Two weeks ago, this happened: The Representative who wrote the law was on a panel talking tech policy. The room was full of people - probably people from a number of organizations that work for a free and fair internet, net neutrality, low cost broadband, etc. Probably organizations that have DEI programs and inclusivity statements and nonharrasment policies. Part way through the panel, an acquaintance of mine stood up and asked the room 

"Are you fighting for a fair internet, or are you working for big tech? Technology will either be a force for justice, liberation and resistance to authoritarianism, or it will be a tool for the automation of tyranny, exploitation and greed. I know which side I’m on. I’m asking other tech advocates to figure out where they stand." 

They had with them a trans pride flag. They were immediately approached by security and removed from the room. But their questions lingered.

Let's be clear. They were not addressing the stage or the Representative. They were addressing the room. The tech policy wonks. The activists. From organizations you and I may have supported in the past. And NONE of the people in that room stood with my acquaintance. NONE of the other attendees left the room when they did. NO ONE stood with them. 

This is heartbreaking. And awful. And scary. 

The first rule of fighting authoritarianism is DO NOT OBEY IN ADVANCE. No anticipatory obedience. (See Timothy Snyder, On Tyranny, and every other book written about authoritarianism.)  

Another good rule (not from Snyder, from me) is to READ YOUR OPPONENT'S PLANS WHEN THEY PUBLISH THEM. Project 2025. And this synthesis across right wing groups to wipe out progressive civil society.

I bet if I were to ask, the people in that room (or, extrapolating from the election results, 1/2 of the people in that room) would tell you they fight for justice. That they were there in opposition to the Representative. That they care about an internet for all. Well, I can tell you this from watching what happened in that room. When the moment mattered, they didn't. Not 1/2 the room. Not one person.

Standing up for what's right when it's easy is easy. Standing up for what's right when it's hard, and scary, and dangerous? That's what protecting democracy and fighting for our rights takes now.

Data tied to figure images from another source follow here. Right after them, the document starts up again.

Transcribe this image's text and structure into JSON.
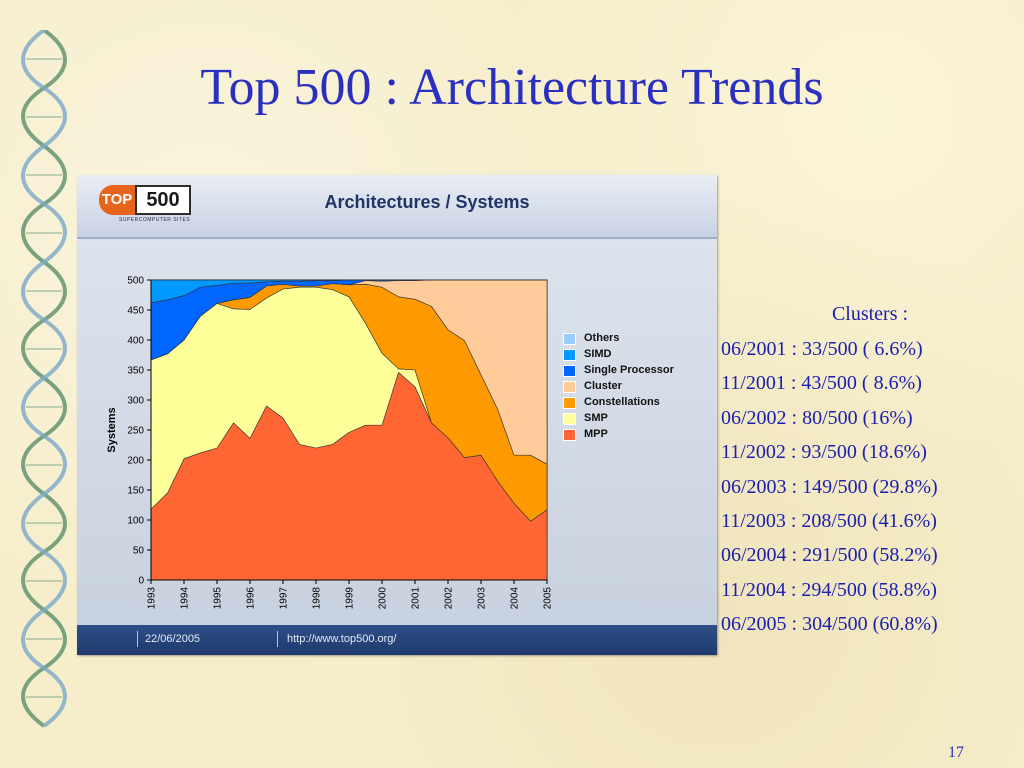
{
  "slide": {
    "title": "Top 500 : Architecture Trends",
    "page_number": "17"
  },
  "chart_panel": {
    "logo_text": "TOP500",
    "logo_subtext": "SUPERCOMPUTER SITES",
    "header_title": "Architectures / Systems",
    "footer_date": "22/06/2005",
    "footer_url": "http://www.top500.org/"
  },
  "clusters": {
    "heading": "Clusters :",
    "rows": [
      "06/2001 :  33/500  ( 6.6%)",
      "11/2001 :  43/500  ( 8.6%)",
      "06/2002 :  80/500  (16%)",
      "11/2002 :  93/500  (18.6%)",
      "06/2003 : 149/500 (29.8%)",
      "11/2003 : 208/500 (41.6%)",
      "06/2004 : 291/500 (58.2%)",
      "11/2004 : 294/500 (58.8%)",
      "06/2005 : 304/500 (60.8%)"
    ]
  },
  "chart_data": {
    "type": "area",
    "stacked": true,
    "ylabel": "Systems",
    "xlabel": "",
    "ylim": [
      0,
      500
    ],
    "yticks": [
      0,
      50,
      100,
      150,
      200,
      250,
      300,
      350,
      400,
      450,
      500
    ],
    "xticks": [
      "1993",
      "1994",
      "1995",
      "1996",
      "1997",
      "1998",
      "1999",
      "2000",
      "2001",
      "2002",
      "2003",
      "2004",
      "2005"
    ],
    "x": [
      1993.0,
      1993.5,
      1994.0,
      1994.5,
      1995.0,
      1995.5,
      1996.0,
      1996.5,
      1997.0,
      1997.5,
      1998.0,
      1998.5,
      1999.0,
      1999.5,
      2000.0,
      2000.5,
      2001.0,
      2001.5,
      2002.0,
      2002.5,
      2003.0,
      2003.5,
      2004.0,
      2004.5,
      2005.0
    ],
    "series": [
      {
        "name": "MPP",
        "color": "#ff6633",
        "values": [
          118,
          145,
          202,
          212,
          220,
          262,
          236,
          290,
          270,
          226,
          220,
          226,
          246,
          258,
          258,
          346,
          322,
          262,
          237,
          204,
          208,
          165,
          128,
          98,
          117
        ]
      },
      {
        "name": "SMP",
        "color": "#ffff99",
        "values": [
          249,
          232,
          198,
          228,
          241,
          190,
          215,
          180,
          215,
          262,
          268,
          258,
          226,
          170,
          120,
          6,
          28,
          0,
          0,
          0,
          0,
          0,
          0,
          0,
          0
        ]
      },
      {
        "name": "Constellations",
        "color": "#ff9900",
        "values": [
          0,
          0,
          0,
          0,
          0,
          15,
          20,
          20,
          8,
          2,
          2,
          10,
          20,
          65,
          110,
          120,
          118,
          194,
          180,
          195,
          134,
          120,
          80,
          110,
          76
        ]
      },
      {
        "name": "Cluster",
        "color": "#ffcc99",
        "values": [
          0,
          0,
          0,
          0,
          0,
          0,
          0,
          0,
          0,
          0,
          0,
          0,
          0,
          6,
          10,
          27,
          31,
          44,
          83,
          101,
          158,
          215,
          292,
          292,
          307
        ]
      },
      {
        "name": "Single Processor",
        "color": "#0066ff",
        "values": [
          95,
          90,
          74,
          48,
          30,
          28,
          24,
          7,
          5,
          8,
          9,
          5,
          8,
          1,
          2,
          1,
          1,
          0,
          0,
          0,
          0,
          0,
          0,
          0,
          0
        ]
      },
      {
        "name": "SIMD",
        "color": "#0099ff",
        "values": [
          38,
          33,
          26,
          12,
          9,
          5,
          5,
          3,
          2,
          2,
          1,
          1,
          0,
          0,
          0,
          0,
          0,
          0,
          0,
          0,
          0,
          0,
          0,
          0,
          0
        ]
      },
      {
        "name": "Others",
        "color": "#99ccff",
        "values": [
          0,
          0,
          0,
          0,
          0,
          0,
          0,
          0,
          0,
          0,
          0,
          0,
          0,
          0,
          0,
          0,
          0,
          0,
          0,
          0,
          0,
          0,
          0,
          0,
          0
        ]
      }
    ],
    "legend_order": [
      "Others",
      "SIMD",
      "Single Processor",
      "Cluster",
      "Constellations",
      "SMP",
      "MPP"
    ],
    "legend_position": "right",
    "grid": false
  }
}
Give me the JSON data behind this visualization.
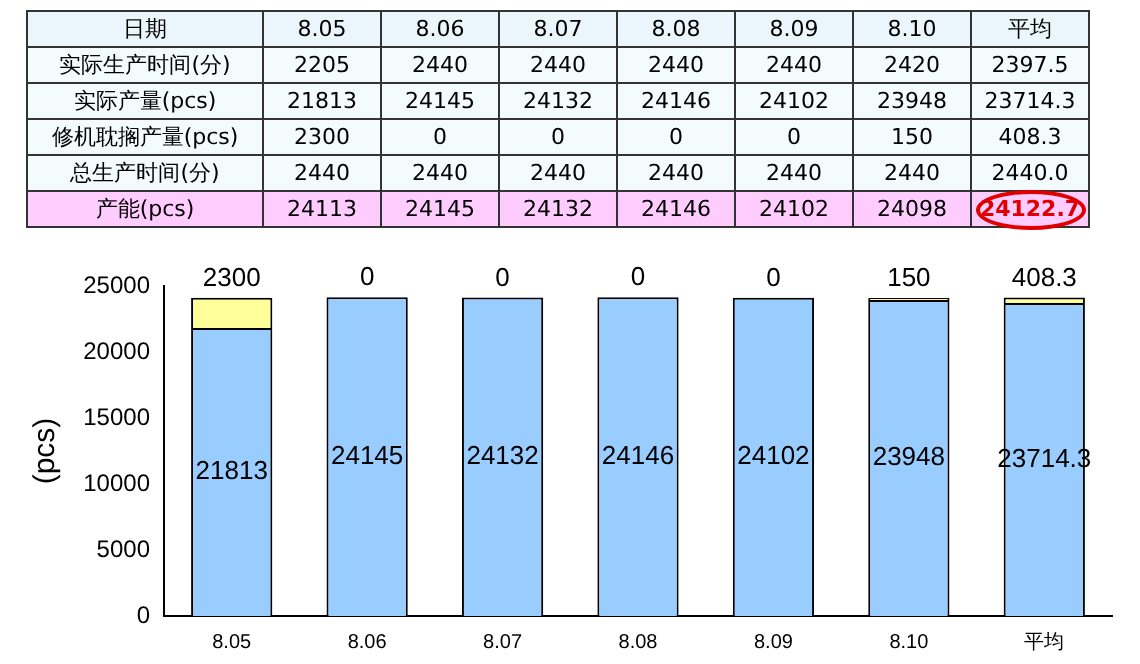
{
  "chart_data": [
    {
      "type": "heatmap",
      "xlabel": "日期",
      "data_labels": true,
      "categories": [
        "8.05",
        "8.06",
        "8.07",
        "8.08",
        "8.09",
        "8.10",
        "平均"
      ],
      "y_categories": [
        "实际生产时间(分)",
        "实际产量(pcs)",
        "修机耽搁产量(pcs)",
        "总生产时间(分)",
        "产能(pcs)"
      ],
      "cells": [
        [
          2205,
          2440,
          2440,
          2440,
          2440,
          2420,
          2397.5
        ],
        [
          21813,
          24145,
          24132,
          24146,
          24102,
          23948,
          23714.3
        ],
        [
          2300,
          0,
          0,
          0,
          0,
          150,
          408.3
        ],
        [
          2440,
          2440,
          2440,
          2440,
          2440,
          2440,
          2440.0
        ],
        [
          24113,
          24145,
          24132,
          24146,
          24102,
          24098,
          24122.7
        ]
      ],
      "cell_labels": [
        [
          "2205",
          "2440",
          "2440",
          "2440",
          "2440",
          "2420",
          "2397.5"
        ],
        [
          "21813",
          "24145",
          "24132",
          "24146",
          "24102",
          "23948",
          "23714.3"
        ],
        [
          "2300",
          "0",
          "0",
          "0",
          "0",
          "150",
          "408.3"
        ],
        [
          "2440",
          "2440",
          "2440",
          "2440",
          "2440",
          "2440",
          "2440.0"
        ],
        [
          "24113",
          "24145",
          "24132",
          "24146",
          "24102",
          "24098",
          "24122.7"
        ]
      ]
    },
    {
      "type": "bar",
      "stacked": true,
      "ylabel": "(pcs)",
      "categories": [
        "8.05",
        "8.06",
        "8.07",
        "8.08",
        "8.09",
        "8.10",
        "平均"
      ],
      "series": [
        {
          "color": "#99ccff",
          "values": [
            21813,
            24145,
            24132,
            24146,
            24102,
            23948,
            23714.3
          ]
        },
        {
          "color": "#ffff99",
          "values": [
            2300,
            0,
            0,
            0,
            0,
            150,
            408.3
          ]
        }
      ],
      "ylim": [
        0,
        25000
      ],
      "yticks": [
        0,
        5000,
        10000,
        15000,
        20000,
        25000
      ],
      "grid": false,
      "legend": false,
      "data_labels": true
    }
  ]
}
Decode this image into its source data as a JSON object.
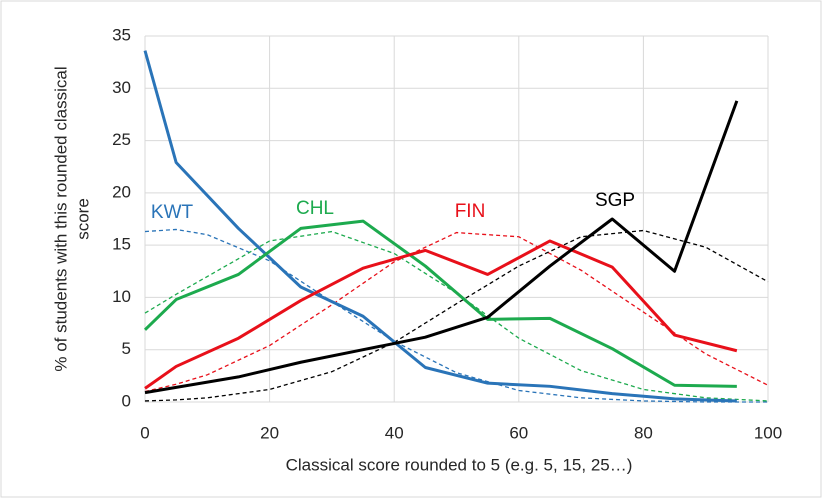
{
  "chart_data": {
    "type": "line",
    "xlabel": "Classical score rounded to 5 (e.g. 5, 15, 25…)",
    "ylabel": [
      "% of students with this rounded classical",
      "score"
    ],
    "x": [
      0,
      5,
      15,
      25,
      35,
      45,
      55,
      65,
      75,
      85,
      95
    ],
    "series": [
      {
        "name": "KWT",
        "color": "#2a74b8",
        "values": [
          33.6,
          22.9,
          16.6,
          11.0,
          8.2,
          3.3,
          1.8,
          1.5,
          0.8,
          0.3,
          0.1
        ]
      },
      {
        "name": "CHL",
        "color": "#1daa4e",
        "values": [
          6.9,
          9.8,
          12.2,
          16.6,
          17.3,
          13.0,
          7.9,
          8.0,
          5.1,
          1.6,
          1.5
        ]
      },
      {
        "name": "FIN",
        "color": "#e8101a",
        "values": [
          1.3,
          3.4,
          6.1,
          9.7,
          12.8,
          14.5,
          12.2,
          15.4,
          12.9,
          6.4,
          4.9
        ]
      },
      {
        "name": "SGP",
        "color": "#000000",
        "values": [
          0.9,
          1.4,
          2.4,
          3.8,
          5.0,
          6.2,
          8.1,
          13.0,
          17.5,
          12.5,
          28.8
        ]
      }
    ],
    "fit_x": [
      0,
      5,
      10,
      20,
      30,
      40,
      50,
      60,
      70,
      80,
      90,
      100
    ],
    "fits": [
      {
        "color": "#2a74b8",
        "values": [
          16.3,
          16.5,
          16.0,
          13.5,
          9.6,
          5.8,
          2.8,
          1.1,
          0.4,
          0.1,
          0,
          0
        ]
      },
      {
        "color": "#1daa4e",
        "values": [
          8.5,
          10.3,
          12.0,
          15.4,
          16.3,
          14.2,
          10.4,
          6.1,
          3.0,
          1.2,
          0.4,
          0.1
        ]
      },
      {
        "color": "#e8101a",
        "values": [
          1.0,
          1.7,
          2.6,
          5.4,
          9.3,
          13.4,
          16.2,
          15.8,
          12.6,
          8.6,
          4.6,
          1.6
        ]
      },
      {
        "color": "#000000",
        "values": [
          0.1,
          0.2,
          0.4,
          1.2,
          2.9,
          5.7,
          9.4,
          13.0,
          15.8,
          16.4,
          14.8,
          11.5
        ]
      }
    ],
    "xlim": [
      0,
      100
    ],
    "xticks": [
      0,
      20,
      40,
      60,
      80,
      100
    ],
    "ylim": [
      0,
      35
    ],
    "yticks": [
      0,
      5,
      10,
      15,
      20,
      25,
      30,
      35
    ],
    "grid": true
  }
}
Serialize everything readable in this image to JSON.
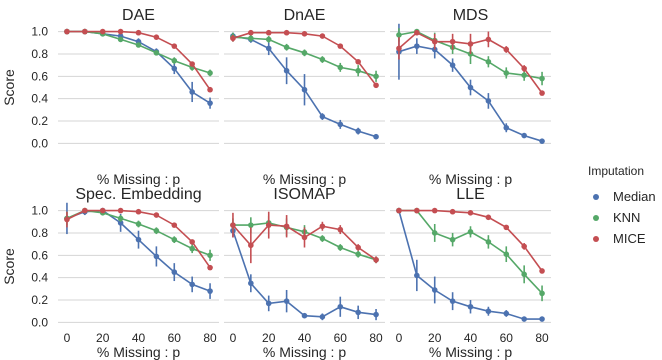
{
  "chart_data": {
    "type": "line",
    "x": [
      0,
      10,
      20,
      30,
      40,
      50,
      60,
      70,
      80
    ],
    "xticks": [
      0,
      20,
      40,
      60,
      80
    ],
    "yticks": [
      0.0,
      0.2,
      0.4,
      0.6,
      0.8,
      1.0
    ],
    "ytick_labels": [
      "0.0",
      "0.2",
      "0.4",
      "0.6",
      "0.8",
      "1.0"
    ],
    "xlim": [
      -5,
      85
    ],
    "ylim": [
      -0.05,
      1.05
    ],
    "xlabel": "% Missing : p",
    "ylabel": "Score",
    "grid": "horizontal",
    "legend": {
      "title": "Imputation",
      "placement": "right",
      "entries": [
        {
          "name": "Median",
          "color": "#4c72b0"
        },
        {
          "name": "KNN",
          "color": "#55a868"
        },
        {
          "name": "MICE",
          "color": "#c44e52"
        }
      ]
    },
    "panels": [
      {
        "title": "DAE",
        "series": [
          {
            "name": "Median",
            "values": [
              1.0,
              1.0,
              0.98,
              0.96,
              0.91,
              0.82,
              0.67,
              0.46,
              0.36
            ],
            "err": [
              0.01,
              0.01,
              0.02,
              0.02,
              0.03,
              0.03,
              0.05,
              0.09,
              0.05
            ]
          },
          {
            "name": "KNN",
            "values": [
              1.0,
              1.0,
              0.98,
              0.93,
              0.88,
              0.81,
              0.74,
              0.68,
              0.63
            ],
            "err": [
              0.01,
              0.01,
              0.01,
              0.02,
              0.02,
              0.02,
              0.03,
              0.03,
              0.03
            ]
          },
          {
            "name": "MICE",
            "values": [
              1.0,
              1.0,
              1.0,
              1.0,
              0.99,
              0.95,
              0.87,
              0.71,
              0.48
            ],
            "err": [
              0.01,
              0.01,
              0.01,
              0.01,
              0.01,
              0.01,
              0.01,
              0.02,
              0.02
            ]
          }
        ]
      },
      {
        "title": "DnAE",
        "series": [
          {
            "name": "Median",
            "values": [
              0.96,
              0.93,
              0.85,
              0.65,
              0.48,
              0.24,
              0.17,
              0.11,
              0.06
            ],
            "err": [
              0.03,
              0.03,
              0.06,
              0.12,
              0.14,
              0.03,
              0.04,
              0.03,
              0.02
            ]
          },
          {
            "name": "KNN",
            "values": [
              0.95,
              0.94,
              0.93,
              0.86,
              0.81,
              0.75,
              0.68,
              0.65,
              0.6
            ],
            "err": [
              0.04,
              0.03,
              0.03,
              0.03,
              0.03,
              0.03,
              0.04,
              0.05,
              0.05
            ]
          },
          {
            "name": "MICE",
            "values": [
              0.94,
              0.99,
              0.99,
              0.99,
              0.98,
              0.96,
              0.87,
              0.73,
              0.52
            ],
            "err": [
              0.03,
              0.01,
              0.01,
              0.01,
              0.01,
              0.01,
              0.01,
              0.01,
              0.01
            ]
          }
        ]
      },
      {
        "title": "MDS",
        "series": [
          {
            "name": "Median",
            "values": [
              0.82,
              0.87,
              0.84,
              0.7,
              0.5,
              0.38,
              0.14,
              0.07,
              0.02
            ],
            "err": [
              0.25,
              0.07,
              0.08,
              0.06,
              0.07,
              0.07,
              0.04,
              0.02,
              0.01
            ]
          },
          {
            "name": "KNN",
            "values": [
              0.97,
              1.0,
              0.92,
              0.86,
              0.8,
              0.73,
              0.63,
              0.61,
              0.58
            ],
            "err": [
              0.06,
              0.01,
              0.07,
              0.06,
              0.09,
              0.05,
              0.05,
              0.05,
              0.06
            ]
          },
          {
            "name": "MICE",
            "values": [
              0.85,
              0.99,
              0.91,
              0.91,
              0.89,
              0.93,
              0.84,
              0.67,
              0.45
            ],
            "err": [
              0.1,
              0.02,
              0.07,
              0.07,
              0.09,
              0.07,
              0.03,
              0.03,
              0.02
            ]
          }
        ]
      },
      {
        "title": "Spec. Embedding",
        "series": [
          {
            "name": "Median",
            "values": [
              0.93,
              0.99,
              1.0,
              0.89,
              0.74,
              0.59,
              0.45,
              0.34,
              0.28
            ],
            "err": [
              0.14,
              0.03,
              0.01,
              0.08,
              0.08,
              0.09,
              0.08,
              0.07,
              0.07
            ]
          },
          {
            "name": "KNN",
            "values": [
              0.93,
              1.0,
              0.98,
              0.93,
              0.88,
              0.82,
              0.74,
              0.66,
              0.6
            ],
            "err": [
              0.06,
              0.01,
              0.02,
              0.03,
              0.03,
              0.03,
              0.03,
              0.04,
              0.05
            ]
          },
          {
            "name": "MICE",
            "values": [
              0.92,
              1.0,
              1.0,
              1.0,
              0.99,
              0.96,
              0.87,
              0.72,
              0.49
            ],
            "err": [
              0.07,
              0.01,
              0.01,
              0.01,
              0.01,
              0.01,
              0.01,
              0.02,
              0.02
            ]
          }
        ]
      },
      {
        "title": "ISOMAP",
        "series": [
          {
            "name": "Median",
            "values": [
              0.82,
              0.35,
              0.17,
              0.19,
              0.06,
              0.05,
              0.14,
              0.09,
              0.07
            ],
            "err": [
              0.06,
              0.08,
              0.07,
              0.1,
              0.02,
              0.03,
              0.09,
              0.06,
              0.05
            ]
          },
          {
            "name": "KNN",
            "values": [
              0.87,
              0.87,
              0.89,
              0.85,
              0.81,
              0.75,
              0.67,
              0.61,
              0.56
            ],
            "err": [
              0.06,
              0.07,
              0.06,
              0.08,
              0.06,
              0.03,
              0.03,
              0.03,
              0.03
            ]
          },
          {
            "name": "MICE",
            "values": [
              0.87,
              0.69,
              0.87,
              0.86,
              0.76,
              0.86,
              0.83,
              0.67,
              0.56
            ],
            "err": [
              0.11,
              0.16,
              0.12,
              0.1,
              0.09,
              0.04,
              0.04,
              0.03,
              0.03
            ]
          }
        ]
      },
      {
        "title": "LLE",
        "series": [
          {
            "name": "Median",
            "values": [
              1.0,
              0.42,
              0.29,
              0.19,
              0.14,
              0.1,
              0.08,
              0.03,
              0.03
            ],
            "err": [
              0.01,
              0.14,
              0.12,
              0.08,
              0.06,
              0.04,
              0.03,
              0.02,
              0.01
            ]
          },
          {
            "name": "KNN",
            "values": [
              1.0,
              1.0,
              0.8,
              0.74,
              0.81,
              0.72,
              0.61,
              0.43,
              0.26
            ],
            "err": [
              0.01,
              0.01,
              0.08,
              0.06,
              0.05,
              0.06,
              0.07,
              0.08,
              0.07
            ]
          },
          {
            "name": "MICE",
            "values": [
              1.0,
              1.0,
              1.0,
              0.99,
              0.98,
              0.94,
              0.85,
              0.68,
              0.46
            ],
            "err": [
              0.01,
              0.01,
              0.01,
              0.01,
              0.01,
              0.02,
              0.02,
              0.03,
              0.02
            ]
          }
        ]
      }
    ]
  }
}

That room failed. That's terrifying.

This scares me. Scarier than the rhetoric and threats of the incoming Administration is the thought that people I hope will have my back, won't. That 48.3 percent of the country will take the electoral loss and give up, or only focus on the next election, or decide some people, some issues can be sacrificed. 

What would you have done? Really? I hope each of us will prepare to fight, safely and effectively, at big moments and small ones. This Administration has made it clear what it wants to do. We who it targets must take care of ourselves and stand with each other. Real allies will also stand.